On March 24, the school’s medical director, Rachel Snowden, responded to Lane by email. She explained that the college was not only “in constant communication” with county health officials about their plans, but that other Bay Area colleges, such as Stanford University and Santa Clara University, were following similar procedures.
She suggested Lane connect with local students or families to assist with moving items out of Madison’s dorm room, if Lane wasn’t comfortable sending her daughter back to clean.
“This might be a helpful option for your family to consider,” wrote Snowden.

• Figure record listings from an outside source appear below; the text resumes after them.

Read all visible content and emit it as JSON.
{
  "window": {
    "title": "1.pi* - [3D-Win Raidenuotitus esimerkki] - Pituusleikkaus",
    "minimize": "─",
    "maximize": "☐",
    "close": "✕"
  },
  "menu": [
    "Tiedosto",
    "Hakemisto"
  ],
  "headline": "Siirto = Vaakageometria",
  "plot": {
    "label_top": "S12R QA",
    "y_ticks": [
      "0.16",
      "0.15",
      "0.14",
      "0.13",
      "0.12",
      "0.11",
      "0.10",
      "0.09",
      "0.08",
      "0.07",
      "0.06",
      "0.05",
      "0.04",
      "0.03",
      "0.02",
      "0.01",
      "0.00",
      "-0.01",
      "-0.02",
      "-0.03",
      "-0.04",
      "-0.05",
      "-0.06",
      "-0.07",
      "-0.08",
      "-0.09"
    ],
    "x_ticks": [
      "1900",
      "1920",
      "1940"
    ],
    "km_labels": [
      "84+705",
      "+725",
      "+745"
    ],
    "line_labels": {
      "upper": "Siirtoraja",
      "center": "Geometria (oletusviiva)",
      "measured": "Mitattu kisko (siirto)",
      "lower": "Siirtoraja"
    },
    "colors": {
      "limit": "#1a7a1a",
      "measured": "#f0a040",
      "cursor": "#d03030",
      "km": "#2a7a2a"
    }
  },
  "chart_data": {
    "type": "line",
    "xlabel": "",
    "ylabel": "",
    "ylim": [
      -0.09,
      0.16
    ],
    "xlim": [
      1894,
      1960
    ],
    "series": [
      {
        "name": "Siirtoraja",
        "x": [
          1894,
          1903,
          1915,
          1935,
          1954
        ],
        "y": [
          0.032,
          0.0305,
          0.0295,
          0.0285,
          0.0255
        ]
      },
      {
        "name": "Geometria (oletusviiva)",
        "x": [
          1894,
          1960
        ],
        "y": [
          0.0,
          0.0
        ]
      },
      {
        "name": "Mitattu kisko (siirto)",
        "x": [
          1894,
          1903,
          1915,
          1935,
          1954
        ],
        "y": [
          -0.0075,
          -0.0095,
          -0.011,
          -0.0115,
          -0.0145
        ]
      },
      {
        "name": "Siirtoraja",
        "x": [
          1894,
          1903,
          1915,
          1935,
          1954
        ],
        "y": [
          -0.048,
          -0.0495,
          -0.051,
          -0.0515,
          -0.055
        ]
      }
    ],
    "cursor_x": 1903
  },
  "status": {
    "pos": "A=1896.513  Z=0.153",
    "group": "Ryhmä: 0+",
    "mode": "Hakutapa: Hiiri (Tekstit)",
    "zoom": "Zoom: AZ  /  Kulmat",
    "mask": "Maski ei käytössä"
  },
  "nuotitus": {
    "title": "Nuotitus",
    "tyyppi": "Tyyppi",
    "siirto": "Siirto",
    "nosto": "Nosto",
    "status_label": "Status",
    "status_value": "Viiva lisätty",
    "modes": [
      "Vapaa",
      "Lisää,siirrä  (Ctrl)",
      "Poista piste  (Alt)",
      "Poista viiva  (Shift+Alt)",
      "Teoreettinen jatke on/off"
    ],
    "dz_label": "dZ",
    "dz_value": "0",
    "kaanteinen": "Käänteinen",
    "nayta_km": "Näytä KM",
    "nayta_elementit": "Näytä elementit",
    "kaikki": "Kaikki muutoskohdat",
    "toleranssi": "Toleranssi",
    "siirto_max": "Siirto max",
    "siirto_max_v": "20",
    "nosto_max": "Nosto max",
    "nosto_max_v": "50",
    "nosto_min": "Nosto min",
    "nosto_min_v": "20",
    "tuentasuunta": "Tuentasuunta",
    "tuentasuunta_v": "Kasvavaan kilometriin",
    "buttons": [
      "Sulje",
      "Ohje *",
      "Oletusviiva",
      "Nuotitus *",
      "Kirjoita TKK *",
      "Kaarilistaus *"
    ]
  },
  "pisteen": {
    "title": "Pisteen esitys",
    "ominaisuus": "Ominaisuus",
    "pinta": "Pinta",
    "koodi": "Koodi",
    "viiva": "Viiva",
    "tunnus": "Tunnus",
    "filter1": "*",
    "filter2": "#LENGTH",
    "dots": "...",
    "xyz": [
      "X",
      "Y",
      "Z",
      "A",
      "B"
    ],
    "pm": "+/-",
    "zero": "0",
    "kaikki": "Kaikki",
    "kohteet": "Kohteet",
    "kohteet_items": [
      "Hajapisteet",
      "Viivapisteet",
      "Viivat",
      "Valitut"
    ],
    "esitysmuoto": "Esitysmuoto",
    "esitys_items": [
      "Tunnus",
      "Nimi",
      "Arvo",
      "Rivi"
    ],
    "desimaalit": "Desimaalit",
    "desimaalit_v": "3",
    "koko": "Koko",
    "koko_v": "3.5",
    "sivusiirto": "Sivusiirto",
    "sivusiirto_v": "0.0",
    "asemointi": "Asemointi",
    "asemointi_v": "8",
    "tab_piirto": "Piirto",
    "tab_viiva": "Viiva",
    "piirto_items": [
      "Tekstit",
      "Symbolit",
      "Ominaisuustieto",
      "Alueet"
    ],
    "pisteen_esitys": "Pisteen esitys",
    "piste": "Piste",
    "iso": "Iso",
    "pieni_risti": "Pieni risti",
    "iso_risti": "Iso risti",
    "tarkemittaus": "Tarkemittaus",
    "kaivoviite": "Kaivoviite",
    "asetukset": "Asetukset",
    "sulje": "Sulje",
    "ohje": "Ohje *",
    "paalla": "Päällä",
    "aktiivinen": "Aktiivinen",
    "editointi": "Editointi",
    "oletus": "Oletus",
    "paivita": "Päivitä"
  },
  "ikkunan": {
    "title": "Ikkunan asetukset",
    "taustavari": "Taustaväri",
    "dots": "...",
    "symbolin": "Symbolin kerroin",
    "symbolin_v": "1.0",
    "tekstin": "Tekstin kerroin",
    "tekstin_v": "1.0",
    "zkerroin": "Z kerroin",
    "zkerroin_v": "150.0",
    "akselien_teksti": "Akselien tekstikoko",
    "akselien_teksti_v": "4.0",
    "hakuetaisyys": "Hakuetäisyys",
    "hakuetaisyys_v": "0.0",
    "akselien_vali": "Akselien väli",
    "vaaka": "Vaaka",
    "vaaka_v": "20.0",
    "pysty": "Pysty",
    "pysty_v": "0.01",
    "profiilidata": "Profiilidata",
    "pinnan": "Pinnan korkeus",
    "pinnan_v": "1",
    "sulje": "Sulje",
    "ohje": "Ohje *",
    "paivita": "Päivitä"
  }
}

A county health spokesman told the Los Angeles Times he hadn’t heard about the situation until he was contacted by the newspaper, on Tuesday. Officials from Stanford and Santa Clara University said their universities were not requiring students to return to campus to clean their rooms in the near-term.
“We have told undergraduate students they should not return to campus at this time due to the ongoing shelter-in-place order,” said Ernest Miranda, a spokesman for Stanford.
Robin Reynolds, the associate vice president for auxiliary services at Santa Clara University, said her university has told students to return between May 1 and May 8 to clean out their dorm rooms.
However, “we know the situation is fluid, so that may change,” she said.
A spokesman for St. Mary’s said the request was in line with two travel exemptions in Contra Costa County’s shelter-in-place: one that allows for essential travel and another for distance learning.
“Saint Mary’s College of California is acting to prevent and slow the spread of COVID-19, and working hard to adapt to changing circumstances in response to the impacts of the novel coronavirus (COVID-19) pandemic,” wrote Michael McAlpin, the college’s director of media relations, in an email.
Asked if St Mary’s request violated the order, Fischer, the Contra Costa County spokesman, declined to provide an opinion.
“We can’t be in a position to adjudicate best practices, whether or not, in a particular case, it is good for certain students to follow, or not follow, the instructions,” he said.
As to what will happen to Madison’s belongings if she doesn’t return, St. Mary’s spokesman declined to comment.
But for Lane, it’s pretty clear: “What’s a thousand dollars worth of items when the choice comes down to my daughter’s health, and that of others?”